O presidente da Corte, Kassio Nunes Marques, convocou a reunião fechada que ocorrerá após a sessão plenária. A tendência entre os ministros é barrar o uso de deepfakes, incluindo avatares, por considerá-lo incompatível com a lisura do processo eleitoral. A manipulação digital de voz ou imagem é o foco da discussão.
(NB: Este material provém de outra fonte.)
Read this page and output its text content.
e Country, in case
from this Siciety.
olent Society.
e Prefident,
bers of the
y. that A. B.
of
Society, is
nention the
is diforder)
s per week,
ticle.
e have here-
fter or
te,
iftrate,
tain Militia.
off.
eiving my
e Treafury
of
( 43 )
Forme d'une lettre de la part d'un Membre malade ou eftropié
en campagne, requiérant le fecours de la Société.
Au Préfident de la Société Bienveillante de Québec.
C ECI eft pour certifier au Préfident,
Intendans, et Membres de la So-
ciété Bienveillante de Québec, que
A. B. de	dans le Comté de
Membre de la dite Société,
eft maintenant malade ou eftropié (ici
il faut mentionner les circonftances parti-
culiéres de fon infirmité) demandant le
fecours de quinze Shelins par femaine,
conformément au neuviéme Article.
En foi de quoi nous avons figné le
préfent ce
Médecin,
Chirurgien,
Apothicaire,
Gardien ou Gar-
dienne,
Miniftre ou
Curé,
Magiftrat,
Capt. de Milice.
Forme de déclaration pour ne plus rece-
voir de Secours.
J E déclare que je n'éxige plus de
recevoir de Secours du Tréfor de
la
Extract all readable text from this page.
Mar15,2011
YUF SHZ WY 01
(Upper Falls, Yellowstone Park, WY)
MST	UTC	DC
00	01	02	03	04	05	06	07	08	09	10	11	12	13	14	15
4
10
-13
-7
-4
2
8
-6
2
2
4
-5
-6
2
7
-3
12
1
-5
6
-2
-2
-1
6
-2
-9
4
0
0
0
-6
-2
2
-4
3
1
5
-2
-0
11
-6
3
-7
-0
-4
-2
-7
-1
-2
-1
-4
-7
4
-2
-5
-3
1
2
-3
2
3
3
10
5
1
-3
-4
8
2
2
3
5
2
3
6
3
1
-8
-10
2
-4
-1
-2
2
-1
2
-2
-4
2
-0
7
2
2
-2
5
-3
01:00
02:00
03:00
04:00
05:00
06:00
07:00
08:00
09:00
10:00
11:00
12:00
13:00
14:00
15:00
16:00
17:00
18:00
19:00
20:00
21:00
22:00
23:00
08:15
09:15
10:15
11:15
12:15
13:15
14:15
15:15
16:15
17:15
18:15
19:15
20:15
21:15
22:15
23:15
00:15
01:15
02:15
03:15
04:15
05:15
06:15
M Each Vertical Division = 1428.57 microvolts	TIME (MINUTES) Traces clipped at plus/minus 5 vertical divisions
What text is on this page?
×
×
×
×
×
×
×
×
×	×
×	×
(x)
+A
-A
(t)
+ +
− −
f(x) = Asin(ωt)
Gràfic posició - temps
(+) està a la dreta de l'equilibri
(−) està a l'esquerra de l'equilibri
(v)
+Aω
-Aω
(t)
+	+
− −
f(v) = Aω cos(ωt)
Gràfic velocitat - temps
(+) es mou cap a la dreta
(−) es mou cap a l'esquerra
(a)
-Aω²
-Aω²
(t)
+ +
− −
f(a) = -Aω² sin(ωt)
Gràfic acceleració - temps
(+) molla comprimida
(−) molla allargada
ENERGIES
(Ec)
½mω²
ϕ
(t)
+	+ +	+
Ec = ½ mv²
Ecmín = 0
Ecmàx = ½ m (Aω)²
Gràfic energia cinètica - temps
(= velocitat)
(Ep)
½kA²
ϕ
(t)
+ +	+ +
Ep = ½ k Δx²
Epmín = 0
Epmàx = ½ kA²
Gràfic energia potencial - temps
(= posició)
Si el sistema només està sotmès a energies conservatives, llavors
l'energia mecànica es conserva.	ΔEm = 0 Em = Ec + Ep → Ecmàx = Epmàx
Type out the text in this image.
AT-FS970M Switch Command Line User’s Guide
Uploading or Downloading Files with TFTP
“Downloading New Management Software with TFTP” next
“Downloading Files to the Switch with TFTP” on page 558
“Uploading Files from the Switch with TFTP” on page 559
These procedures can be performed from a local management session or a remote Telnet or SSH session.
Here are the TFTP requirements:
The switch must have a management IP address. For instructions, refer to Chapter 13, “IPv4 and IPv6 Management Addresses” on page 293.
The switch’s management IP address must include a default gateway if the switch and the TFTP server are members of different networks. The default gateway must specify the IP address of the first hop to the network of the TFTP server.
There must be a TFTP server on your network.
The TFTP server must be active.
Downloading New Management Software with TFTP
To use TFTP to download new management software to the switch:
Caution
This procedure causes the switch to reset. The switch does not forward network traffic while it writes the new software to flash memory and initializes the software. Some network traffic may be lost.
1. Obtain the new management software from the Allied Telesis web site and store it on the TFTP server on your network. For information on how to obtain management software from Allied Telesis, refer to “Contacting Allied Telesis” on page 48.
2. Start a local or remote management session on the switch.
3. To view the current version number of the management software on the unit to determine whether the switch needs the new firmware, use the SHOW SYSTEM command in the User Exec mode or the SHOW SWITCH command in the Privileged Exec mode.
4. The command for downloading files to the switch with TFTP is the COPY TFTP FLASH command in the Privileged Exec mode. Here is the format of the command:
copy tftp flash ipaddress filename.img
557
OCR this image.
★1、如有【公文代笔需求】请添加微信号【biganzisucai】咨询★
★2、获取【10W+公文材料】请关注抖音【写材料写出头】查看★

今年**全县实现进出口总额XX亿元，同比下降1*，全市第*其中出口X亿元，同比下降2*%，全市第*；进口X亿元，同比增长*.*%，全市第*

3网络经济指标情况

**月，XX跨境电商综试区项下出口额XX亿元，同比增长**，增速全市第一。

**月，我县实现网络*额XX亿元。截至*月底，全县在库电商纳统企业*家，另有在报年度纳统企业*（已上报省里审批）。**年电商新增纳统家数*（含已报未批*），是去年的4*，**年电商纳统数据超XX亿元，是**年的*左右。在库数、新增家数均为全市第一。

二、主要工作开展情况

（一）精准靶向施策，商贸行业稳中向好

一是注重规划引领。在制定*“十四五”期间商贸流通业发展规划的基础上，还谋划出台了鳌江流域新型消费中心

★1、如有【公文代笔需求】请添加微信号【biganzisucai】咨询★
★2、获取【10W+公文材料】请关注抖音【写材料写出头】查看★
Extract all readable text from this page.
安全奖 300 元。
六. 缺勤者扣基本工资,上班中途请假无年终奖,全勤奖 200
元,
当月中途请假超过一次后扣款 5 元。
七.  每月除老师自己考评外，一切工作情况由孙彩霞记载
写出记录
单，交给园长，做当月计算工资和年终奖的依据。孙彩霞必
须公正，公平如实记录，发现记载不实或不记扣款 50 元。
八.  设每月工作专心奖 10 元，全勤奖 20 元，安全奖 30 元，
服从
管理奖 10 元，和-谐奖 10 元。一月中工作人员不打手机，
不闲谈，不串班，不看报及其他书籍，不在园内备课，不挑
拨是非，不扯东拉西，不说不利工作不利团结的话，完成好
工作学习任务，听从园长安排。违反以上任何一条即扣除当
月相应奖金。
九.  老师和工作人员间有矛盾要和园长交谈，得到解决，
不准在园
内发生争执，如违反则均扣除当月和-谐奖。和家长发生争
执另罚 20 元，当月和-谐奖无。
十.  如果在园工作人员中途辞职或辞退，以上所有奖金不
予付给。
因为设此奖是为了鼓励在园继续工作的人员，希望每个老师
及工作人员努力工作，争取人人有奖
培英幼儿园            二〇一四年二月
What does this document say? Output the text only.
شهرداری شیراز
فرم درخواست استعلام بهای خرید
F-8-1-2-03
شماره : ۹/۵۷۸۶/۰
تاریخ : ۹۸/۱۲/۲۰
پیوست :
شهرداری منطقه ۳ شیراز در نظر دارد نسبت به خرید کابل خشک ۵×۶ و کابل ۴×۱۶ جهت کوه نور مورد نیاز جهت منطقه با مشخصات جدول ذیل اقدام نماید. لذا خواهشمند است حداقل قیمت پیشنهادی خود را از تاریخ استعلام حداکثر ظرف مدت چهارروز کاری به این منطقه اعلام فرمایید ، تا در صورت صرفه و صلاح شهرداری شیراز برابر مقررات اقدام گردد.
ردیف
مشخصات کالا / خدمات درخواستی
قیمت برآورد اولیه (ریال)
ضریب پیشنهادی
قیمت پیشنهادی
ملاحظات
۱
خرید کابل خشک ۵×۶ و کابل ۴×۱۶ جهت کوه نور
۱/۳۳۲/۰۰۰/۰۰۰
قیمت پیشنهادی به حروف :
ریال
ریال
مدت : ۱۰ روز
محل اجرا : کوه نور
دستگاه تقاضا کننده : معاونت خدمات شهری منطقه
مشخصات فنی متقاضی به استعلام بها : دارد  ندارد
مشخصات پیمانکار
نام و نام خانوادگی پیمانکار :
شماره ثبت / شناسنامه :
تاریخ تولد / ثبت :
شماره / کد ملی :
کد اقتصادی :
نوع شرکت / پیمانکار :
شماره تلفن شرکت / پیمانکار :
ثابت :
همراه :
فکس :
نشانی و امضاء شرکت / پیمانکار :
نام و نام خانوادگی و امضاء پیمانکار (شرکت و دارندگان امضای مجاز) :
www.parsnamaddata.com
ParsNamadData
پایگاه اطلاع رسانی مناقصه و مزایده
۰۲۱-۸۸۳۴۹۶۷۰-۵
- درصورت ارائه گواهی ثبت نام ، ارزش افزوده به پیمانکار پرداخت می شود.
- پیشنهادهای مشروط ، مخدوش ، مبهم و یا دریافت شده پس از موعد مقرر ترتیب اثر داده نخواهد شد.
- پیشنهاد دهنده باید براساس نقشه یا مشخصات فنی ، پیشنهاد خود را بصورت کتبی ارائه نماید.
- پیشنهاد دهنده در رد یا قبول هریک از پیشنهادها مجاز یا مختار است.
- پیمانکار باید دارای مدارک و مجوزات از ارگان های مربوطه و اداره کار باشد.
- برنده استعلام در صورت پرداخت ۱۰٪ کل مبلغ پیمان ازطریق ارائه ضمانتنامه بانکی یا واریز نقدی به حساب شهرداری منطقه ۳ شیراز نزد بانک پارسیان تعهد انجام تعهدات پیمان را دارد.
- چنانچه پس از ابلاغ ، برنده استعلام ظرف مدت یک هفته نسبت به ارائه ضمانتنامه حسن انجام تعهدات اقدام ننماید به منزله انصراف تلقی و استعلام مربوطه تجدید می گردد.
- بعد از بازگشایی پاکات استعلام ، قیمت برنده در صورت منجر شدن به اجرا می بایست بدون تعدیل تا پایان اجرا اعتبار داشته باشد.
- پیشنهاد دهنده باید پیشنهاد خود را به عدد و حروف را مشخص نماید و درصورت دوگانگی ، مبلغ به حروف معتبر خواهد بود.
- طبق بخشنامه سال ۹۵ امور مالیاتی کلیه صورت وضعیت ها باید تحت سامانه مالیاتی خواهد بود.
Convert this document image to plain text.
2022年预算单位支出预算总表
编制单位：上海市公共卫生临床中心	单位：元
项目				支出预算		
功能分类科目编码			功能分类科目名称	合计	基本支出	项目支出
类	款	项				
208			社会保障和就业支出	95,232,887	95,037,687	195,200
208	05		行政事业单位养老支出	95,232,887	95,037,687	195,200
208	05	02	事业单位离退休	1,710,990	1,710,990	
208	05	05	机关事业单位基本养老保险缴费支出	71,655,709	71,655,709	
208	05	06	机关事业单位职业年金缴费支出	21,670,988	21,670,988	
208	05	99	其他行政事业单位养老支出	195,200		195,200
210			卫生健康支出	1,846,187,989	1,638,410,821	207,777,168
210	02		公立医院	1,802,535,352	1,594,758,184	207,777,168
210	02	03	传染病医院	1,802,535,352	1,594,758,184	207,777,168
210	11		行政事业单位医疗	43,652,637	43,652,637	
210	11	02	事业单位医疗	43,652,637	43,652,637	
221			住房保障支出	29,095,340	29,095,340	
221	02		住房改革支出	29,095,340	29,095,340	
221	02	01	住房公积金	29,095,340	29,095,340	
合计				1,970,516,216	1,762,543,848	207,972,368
A pauta surge após uma representação movida pelo PT contra um vídeo criado com inteligência artificial. O material mostra um ex-presidente declarando apoio a um senador. Este caso serve como teste para as regras do TSE sobre IA nas eleições de 2026.
A Corte também deve definir a punição aplicável ao descumprimento da regra. Relatos indicam que o vídeo envolvendo o político tenderá a resultar em multa, e não em sanções eleitorais mais severas. Uma corrente dentro do tribunal sustenta que multas são cabíveis para descumprimento de propaganda, reservando gravidade maior para casos de abuso.
O PT alega que o vídeo constitui propaganda eleitoral antecipada e uso irregular de inteligência artificial. A legenda sustenta que a peça recria a imagem e a voz do ex-presidente para transferir capital político ao pré-candidato, violando a resolução do TSE.